Kara Keeling, Ph.D.
Assistant Professor
213.740.3334
kkeeling@cinema.usc.edu
SCA 320
Kara Keeling’s research focuses on Third Cinema and feminist film, representations of race, sexuality, and gender in cinema, critical theory, cultural studies, and African cinema. Her book,
The Witch's Flight: The Cinematic, the Black Femme, and the Image of Common Sense, explores the role of cinematic images in the construction and maintenance of hegemonic conceptions of the world and interrogates the complex relationships between cinematic visibility, minority politics, and the labor required to create and maintain alternative organizations of social life.
Keeling is author of several articles published in anthologies and journals and co-editor (with Colin MacCabe and Cornel West) of a selection of writings by the late James A Snead entitled
European Pedigrees/ African Contagions: Racist Traces and Other Writing.

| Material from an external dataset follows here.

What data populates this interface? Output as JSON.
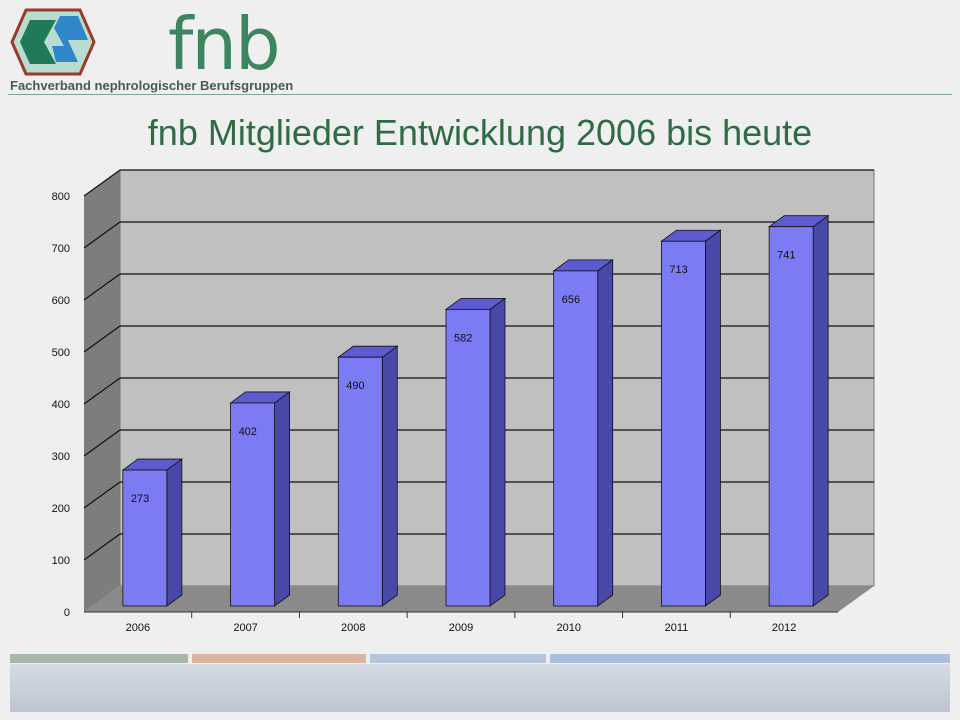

Currently, Keeling is writing her second monograph, tentatively entitled “Digital Media and Social Movements,” and completing several essays on topics such as temporality, cinema and black cultural politics; digital media, globalization, and difference; and Gilles Deleuze and liberation theory.
Prior to joining the faculty at USC, Keeling taught at the University of North Carolina at Chapel Hill (UNC), and was an adjunct assistant Professor of Women's Studies at Duke University, and a visiting assistant professor of Art and Africana Studies at Williams College. Keeling has developed and taught courses at the undergraduate and graduate level on topics such as Media and Activism, Cinema and Social Change, Race, Sexuality, and Cinema, and Film As Cultural Critique, among others. In the summer of 2005, Keeling participated in the National Endowment for the Humanities Summer Institute on African Cinema in Dakar, Senegal. She currently serves as an Elected Representative to the Modern Language Association's Division on Film and on the editorial board of the journal Cultural Studies.